Mit Corona, dem Ukraine-Krieg und den anstehenden Transformationsanforderungen hat sich die Diskussion komplett gedreht: Auch in Deutschland wird wieder über Industriepolitik geredet und sogar industriepolitisch gehandelt. In der Corona-Krise wurde die Produktion von FFP2-Masken im Inland gefördert. Die Bundesregierung unterstützt nun massive staatliche Förderungen für Halbleiter- und Batteriezellenproduktionen im Inland. Mit Gas- und Strompreisbremse werden derzeit klar auch produzierende Unternehmen mit hohem Energieverbrauch gefördert. Und aktuelle Konzepte etwa zum Industriestrompreis aus dem Wirtschaftsministerium beinhalten eindeutig industriepolitische Zielsetzungen.
Das Umdenken ist dabei zunächst einmal richtig. In einer Phase, in der innerhalb weniger Jahrzehnte unsere Wirtschaft grundlegend von fossilen Energieträgern entwöhnt und in eine neue, CO2-neutrale Struktur überführt werden soll, ist Industriepolitik richtig und wichtig. Zum einen kann eine gut gemachte Industriepolitik technologische Innovationen beschleunigen und so den Übergang für die Wirtschaft in ein post-fossiles Zeitalter erleichtern.

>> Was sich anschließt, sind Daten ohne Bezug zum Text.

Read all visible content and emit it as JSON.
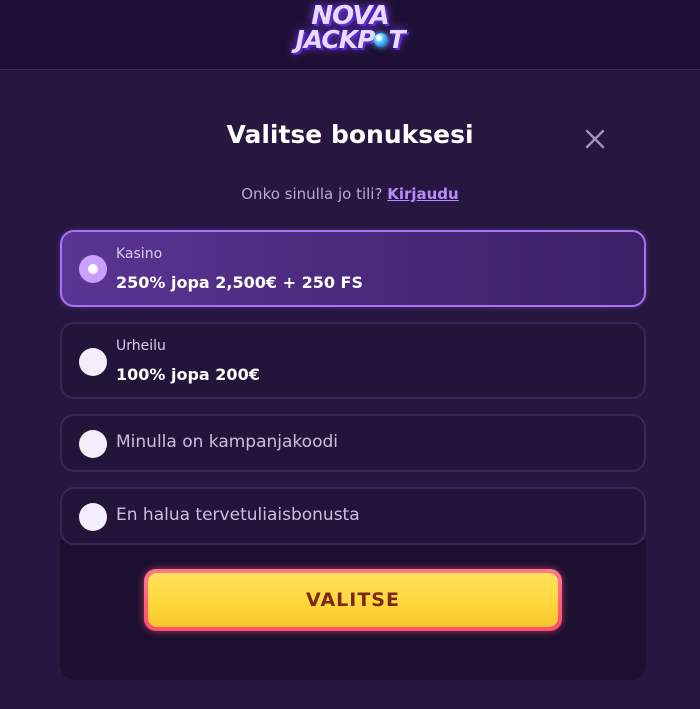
{
  "header": {
    "logo_line1": "NOVA",
    "logo_line2a": "JACKP",
    "logo_line2b": "T"
  },
  "modal": {
    "title": "Valitse bonuksesi",
    "login_prompt": "Onko sinulla jo tili?",
    "login_link": "Kirjaudu",
    "options": [
      {
        "category": "Kasino",
        "value": "250% jopa 2,500€ + 250 FS",
        "selected": true
      },
      {
        "category": "Urheilu",
        "value": "100% jopa 200€",
        "selected": false
      },
      {
        "label": "Minulla on kampanjakoodi",
        "selected": false
      },
      {
        "label": "En halua tervetuliaisbonusta",
        "selected": false
      }
    ],
    "cta_label": "VALITSE"
  },
  "colors": {
    "background": "#261640",
    "accent": "#a873f5",
    "cta_yellow": "#ffd63a",
    "cta_border": "#ff4d6d"
  },
  "icons": {
    "close": "close-icon",
    "radio_selected": "radio-selected-icon",
    "radio_empty": "radio-empty-icon"
  }
}
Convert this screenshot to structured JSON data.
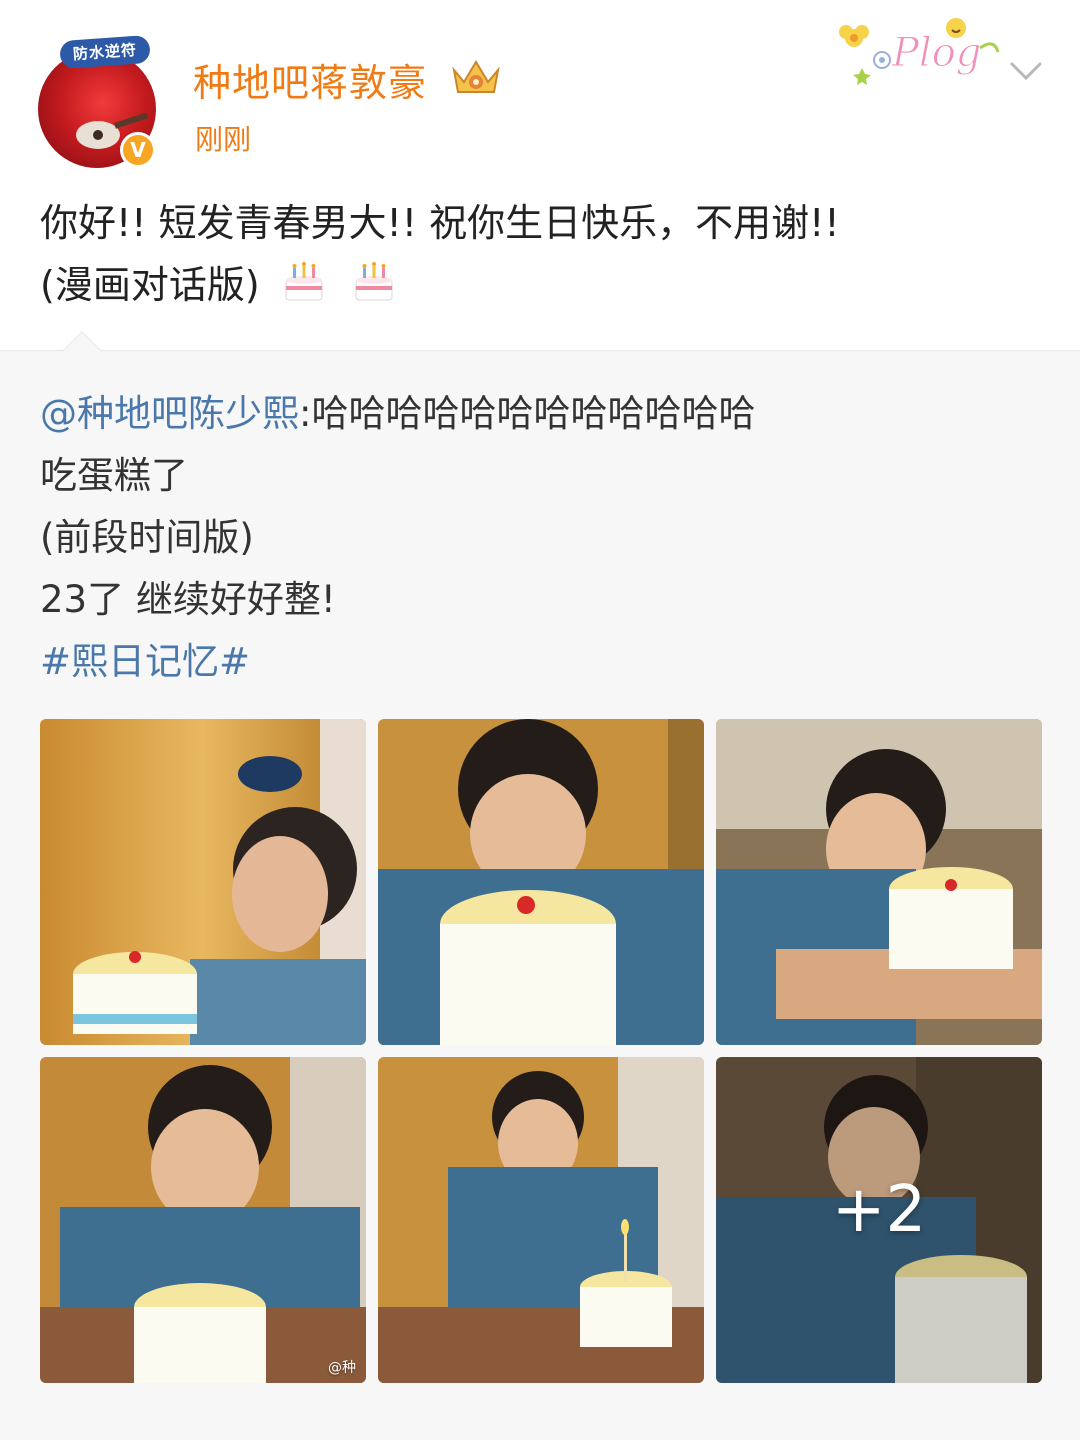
{
  "post": {
    "avatar_tag": "防水逆符",
    "username": "种地吧蒋敦豪",
    "timestamp": "刚刚",
    "sticker_text": "Plog",
    "line1": "你好!! 短发青春男大!! 祝你生日快乐，不用谢!!",
    "line2": "(漫画对话版)",
    "emoji": [
      "cake-emoji",
      "cake-emoji"
    ]
  },
  "repost": {
    "mention": "@种地吧陈少熙",
    "mention_suffix": ":哈哈哈哈哈哈哈哈哈哈哈哈",
    "line2": "吃蛋糕了",
    "line3": "(前段时间版)",
    "line4": "23了 继续好好整!",
    "hashtag": "#熙日记忆#",
    "photos_more": "+2",
    "photo_watermark": "@种"
  },
  "colors": {
    "username": "#f07a14",
    "link": "#4a78aa",
    "repost_bg": "#f7f7f7"
  }
}
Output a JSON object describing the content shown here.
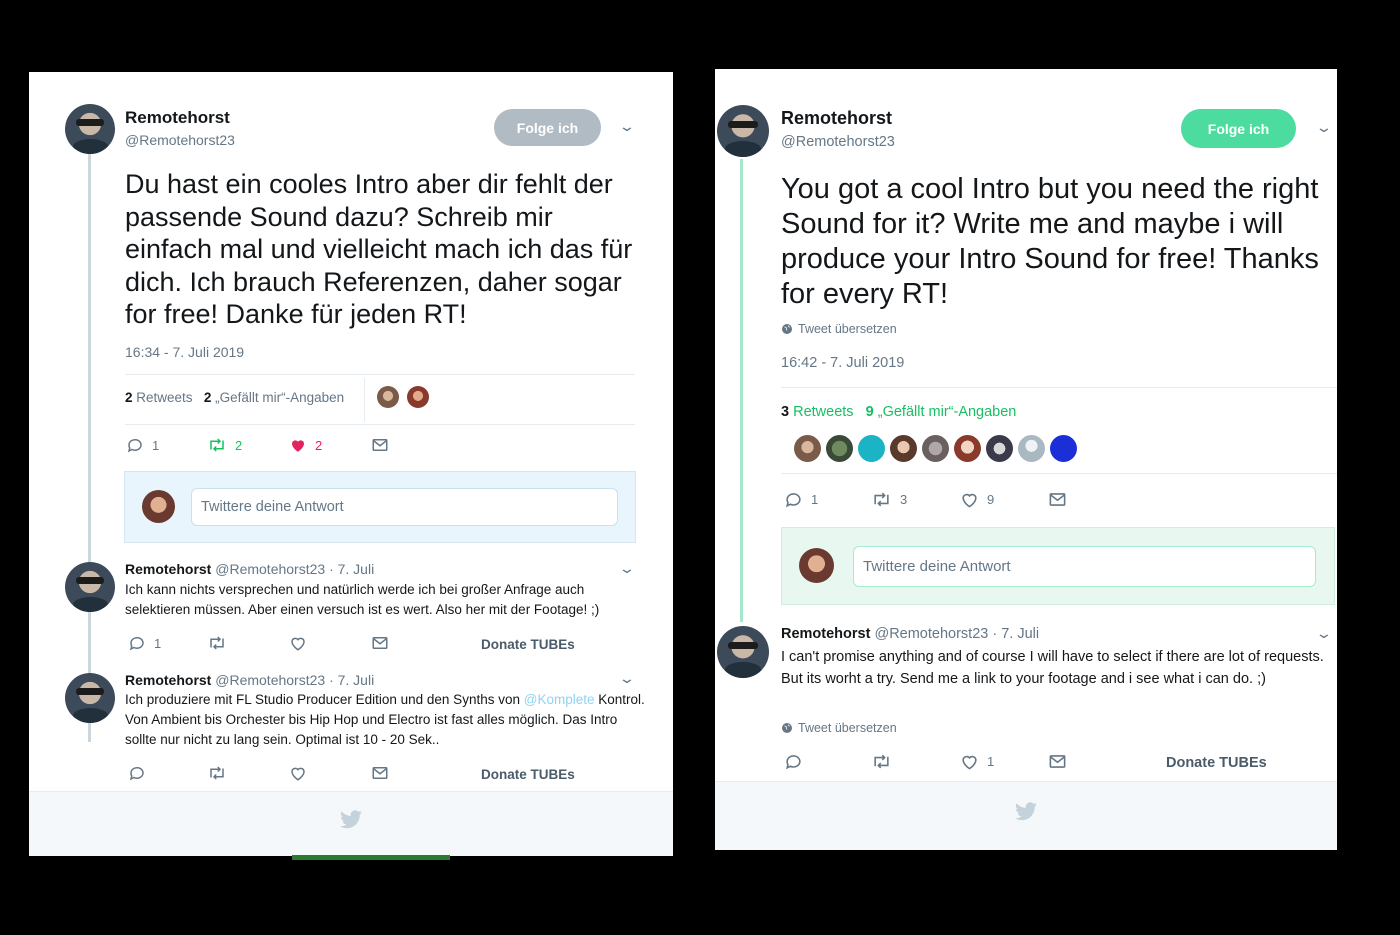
{
  "left": {
    "author": {
      "name": "Remotehorst",
      "handle": "@Remotehorst23"
    },
    "follow_label": "Folge ich",
    "follow_color": "#b1bbc4",
    "text": "Du hast ein cooles Intro aber dir fehlt der passende Sound dazu? Schreib mir einfach mal und vielleicht mach ich das für dich. Ich brauch Referenzen, daher sogar for free! Danke für jeden RT!",
    "timestamp": "16:34 - 7. Juli 2019",
    "stats": {
      "retweets_count": "2",
      "retweets_label": "Retweets",
      "likes_count": "2",
      "likes_label": "„Gefällt mir“-Angaben"
    },
    "actions": {
      "reply": "1",
      "retweet": "2",
      "like": "2"
    },
    "reply_placeholder": "Twittere deine Antwort",
    "replies": [
      {
        "name": "Remotehorst",
        "handle_date": "@Remotehorst23 · 7. Juli",
        "text": "Ich kann nichts versprechen und natürlich werde ich bei großer Anfrage auch selektieren müssen. Aber einen versuch ist es wert. Also her mit der Footage! ;)",
        "reply_count": "1",
        "donate": "Donate TUBEs"
      },
      {
        "name": "Remotehorst",
        "handle_date": "@Remotehorst23 · 7. Juli",
        "text_a": "Ich produziere mit FL Studio Producer Edition und den Synths von ",
        "mention": "@Komplete",
        "text_b": " Kontrol. Von Ambient bis Orchester bis Hip Hop und Electro ist fast alles möglich. Das Intro sollte nur nicht zu lang sein. Optimal ist 10 - 20 Sek..",
        "donate": "Donate TUBEs"
      }
    ]
  },
  "right": {
    "author": {
      "name": "Remotehorst",
      "handle": "@Remotehorst23"
    },
    "follow_label": "Folge ich",
    "follow_color": "#4ddca0",
    "text": "You got a cool Intro but you need the right Sound for it? Write me and maybe i will produce your Intro Sound for free! Thanks for every RT!",
    "translate": "Tweet übersetzen",
    "timestamp": "16:42 - 7. Juli 2019",
    "stats": {
      "retweets_count": "3",
      "retweets_label": "Retweets",
      "likes_count": "9",
      "likes_label": "„Gefällt mir“-Angaben"
    },
    "actions": {
      "reply": "1",
      "retweet": "3",
      "like": "9"
    },
    "reply_placeholder": "Twittere deine Antwort",
    "replies": [
      {
        "name": "Remotehorst",
        "handle_date": "@Remotehorst23 · 7. Juli",
        "text": "I can't promise anything and of course I will have to select if there are lot of requests. But its worht a try. Send me a link to your footage and i see what i can do. ;)",
        "translate": "Tweet übersetzen",
        "like_count": "1",
        "donate": "Donate TUBEs"
      }
    ]
  },
  "colors": {
    "accent_green": "#17bf63",
    "like_red": "#e0245e",
    "muted": "#657786"
  }
}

Zum anderen haben auch die anderen großen Wirtschaftsblöcke der Welt, die USA und China, industriepolitisch aufgerüstet. Beide Staaten wollen strategisch wichtige Zukunftsindustrien bei sich im Land haben, und fördern diese Industrien, wo sie nur können. Dabei sind auch die USA inzwischen bereit, Grundprinzipien der Welthandelsorganisation zu verletzen und damit die bestehende globale Handelsordnung zu beschädigen: Die Vorschriften im US-Inflation Reduction Act, dass volle Förderung etwa für E-Autos oder in der Wasserstoffproduktion nur erhält, wer einen hohen Teil der Wertschöpfung durch Produktion in den USA schafft, steht eindeutig im Konflikt mit WTO-Regeln, die solche „local content“-Regeln untersagen. Wenn aber die anderen großen Wirtschaftsblöcke industriepolitisch aktiv sind, Deutschland und die EU sich jedoch zurückhalten, wächst das Risiko, dass Schlüsselbranchen bald nur noch in China und den USA ansässig sind. Für Europa und Deutschland würde das heißen: Weniger gute Jobs, geringere Einkommen und eine noch größere Abhängigkeit von den USA und China.
Doch nicht alles, was derzeit unter dem Label „Industriepolitik“ passiert, ist gut, richtig und zielführend. Die aktuelle Industriepolitik ist erstaunlich national ausgerichtet. So ist den EU-Staaten mehr Spielraum gegeben worden, einzelne Industrien zu fördern. Ein umfassender europäischer Ansatz fehlt allerdings trotz erster Elemente im EU-Programm zum „Green Deal“. Die EU-Kommission hat zwar viele gute Ideen und Ziele, aber kein frisches Geld, um diese zu fördern oder umzusetzen.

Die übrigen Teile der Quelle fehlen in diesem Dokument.